Socialism and climate change

Mac Uaid reports from the Campaign Against Climate Change conference in Britain

A strongly represented view was that what we do is more important than how we label ourselves and that it’s entirely possible for socialists to develop theory and activities on climate change without changing how they view themselves. Again Derek and Alan dissented from this reminding the audience that the impact of climate change on the world’s population obliges socialist to rethink all their basic ideas inherited from the nineteenth and twentieth centuries.

I’m with Derek and Alan. Socialism needs (like capitalism constantly does) to reinvent itself to deal with a fast-changing world. “Marx said it, I believe it, that settles it” ain’t gonna play, or attract converts, or help stop global warming. How would a socialist world stop global warming. That’s what needs to be thought out and explained in specific terms. Not, “the workers will run the factories” and then all will be happiness and light with global warming magically disappeared.

Stopping global warming will require huge amounts of money and support from major governments and corporations. Socialists need to formulate a specific plan as to how this can happen without predatory capitalism being involved, and then make it something the average citizen agrees with and wants to get involved with. And that indeed means rethinking all their basic ideas.

2 Comments

  1. I agree. I’ve been reading through some Foucault on power and knowledge, and there’s a lot that is of use to us now in thinking through the relations between economy, environment and capitalism. (I think I’m going to have a Foucault week on my blog soon…)

    As Foucault said: “I don’t think we can simply accept the traditional Marxist analysis, which assumes that, labour being man’s concrete essence, the capitalist system is what transforms that labour into profit, into hyperprofit or surplus value.”

    Foucault talks about the infra-power of the capillaries of control at the lowest level–right down to company HR policies, job sites, the media’s web of making us feel we need to work and need to know how to work and succeed… In his words,

    “The fact is, capitalism penetrates much more deeply than that… first obliged to elaborate a set of political techniques, techniques of power, by which man was tied to something like a labour…”

    Something like a labour, meaning the components of social construction of labour. The Guardian’s Work supplement; GDP data that controls our sense of productive life; the reporting of people’s trades when they are heroes in the Sun (Jim, 33, a fitness expert from…). All of these elements are transparent and effective, the deeper penetrations of capitalism… Or as Foucault says again:

    “A web of microscopic, capillary political power had to be established at the level of man’s very existence, attaching men to the production apparatus, while making them into agents of production, into workers. There is no hyperprofit without an infrapower… the whole set of little powers, of little institutions situated at the lowest level.”

    Stopping global warming means overturning the sense of existence as tied to labour and rapacious and productive economic growth.

  2. Also, all those huge corporations will be needed to stop global warming. They know how to build stuff on a mass scale, whether it be bombs or wind turbines.
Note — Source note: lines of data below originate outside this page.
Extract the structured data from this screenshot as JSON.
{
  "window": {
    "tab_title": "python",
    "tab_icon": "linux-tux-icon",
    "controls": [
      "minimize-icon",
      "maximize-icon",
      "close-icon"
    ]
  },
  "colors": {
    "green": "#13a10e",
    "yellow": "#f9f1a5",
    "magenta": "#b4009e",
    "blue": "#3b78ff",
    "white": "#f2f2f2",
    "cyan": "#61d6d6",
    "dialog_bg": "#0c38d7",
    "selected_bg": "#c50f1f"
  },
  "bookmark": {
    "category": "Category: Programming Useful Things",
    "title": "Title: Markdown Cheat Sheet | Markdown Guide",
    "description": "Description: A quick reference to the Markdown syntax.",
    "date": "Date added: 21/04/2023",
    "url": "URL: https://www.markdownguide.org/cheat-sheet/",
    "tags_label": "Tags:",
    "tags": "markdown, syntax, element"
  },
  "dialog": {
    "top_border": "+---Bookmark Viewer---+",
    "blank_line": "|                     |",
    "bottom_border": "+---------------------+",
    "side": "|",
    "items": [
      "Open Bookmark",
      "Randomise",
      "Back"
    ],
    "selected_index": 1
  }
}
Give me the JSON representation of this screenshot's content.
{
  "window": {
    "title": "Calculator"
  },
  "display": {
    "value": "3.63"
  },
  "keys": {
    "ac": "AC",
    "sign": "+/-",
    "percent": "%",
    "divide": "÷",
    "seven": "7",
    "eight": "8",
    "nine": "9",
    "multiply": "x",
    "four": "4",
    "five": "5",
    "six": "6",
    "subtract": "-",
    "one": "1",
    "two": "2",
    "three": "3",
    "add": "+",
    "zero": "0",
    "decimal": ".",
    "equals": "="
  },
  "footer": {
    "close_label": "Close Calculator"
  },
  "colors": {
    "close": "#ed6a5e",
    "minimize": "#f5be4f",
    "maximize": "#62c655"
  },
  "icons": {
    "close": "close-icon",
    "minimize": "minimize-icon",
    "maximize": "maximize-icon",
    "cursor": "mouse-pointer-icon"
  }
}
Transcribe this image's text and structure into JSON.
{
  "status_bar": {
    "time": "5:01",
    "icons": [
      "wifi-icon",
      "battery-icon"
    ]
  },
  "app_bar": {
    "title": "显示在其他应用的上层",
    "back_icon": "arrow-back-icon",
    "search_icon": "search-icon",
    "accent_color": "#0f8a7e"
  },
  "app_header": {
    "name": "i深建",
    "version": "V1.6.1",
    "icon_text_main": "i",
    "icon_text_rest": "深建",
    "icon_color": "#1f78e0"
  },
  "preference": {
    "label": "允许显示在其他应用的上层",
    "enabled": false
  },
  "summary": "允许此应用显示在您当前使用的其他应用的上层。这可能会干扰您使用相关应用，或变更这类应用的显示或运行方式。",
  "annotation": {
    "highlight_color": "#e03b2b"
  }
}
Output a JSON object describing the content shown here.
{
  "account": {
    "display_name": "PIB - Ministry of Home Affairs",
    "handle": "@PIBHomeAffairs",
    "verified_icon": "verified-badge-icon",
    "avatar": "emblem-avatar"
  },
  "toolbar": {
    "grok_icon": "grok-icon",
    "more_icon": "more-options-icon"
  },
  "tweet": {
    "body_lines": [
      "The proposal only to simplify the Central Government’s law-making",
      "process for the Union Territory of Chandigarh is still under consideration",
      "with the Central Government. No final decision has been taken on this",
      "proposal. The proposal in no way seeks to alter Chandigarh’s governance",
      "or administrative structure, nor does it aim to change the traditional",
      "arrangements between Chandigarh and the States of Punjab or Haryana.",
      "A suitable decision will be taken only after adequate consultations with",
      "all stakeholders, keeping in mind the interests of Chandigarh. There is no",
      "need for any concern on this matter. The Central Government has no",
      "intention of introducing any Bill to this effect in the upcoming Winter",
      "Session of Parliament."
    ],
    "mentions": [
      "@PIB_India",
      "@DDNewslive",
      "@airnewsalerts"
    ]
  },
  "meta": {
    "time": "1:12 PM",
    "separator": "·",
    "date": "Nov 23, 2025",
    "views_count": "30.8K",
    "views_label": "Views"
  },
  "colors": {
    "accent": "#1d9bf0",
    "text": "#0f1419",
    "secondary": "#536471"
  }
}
    I would agree with Foucault, labour is not the essence of what a person. Part of it, yes, but not the whole thing. Also, back in Marx’s day, the separation between the bourgeoisie and the proletariat was clear and obvious. But now, especially in the US, it’s not.

    An MD who works for an HMO and makes $150,000 a year doesn’t own the means of production so, in Marxist terms, is a member of the working class. But to call him that means the term no longer has any real meaning. Marxist terminology is stuck in the 19th century.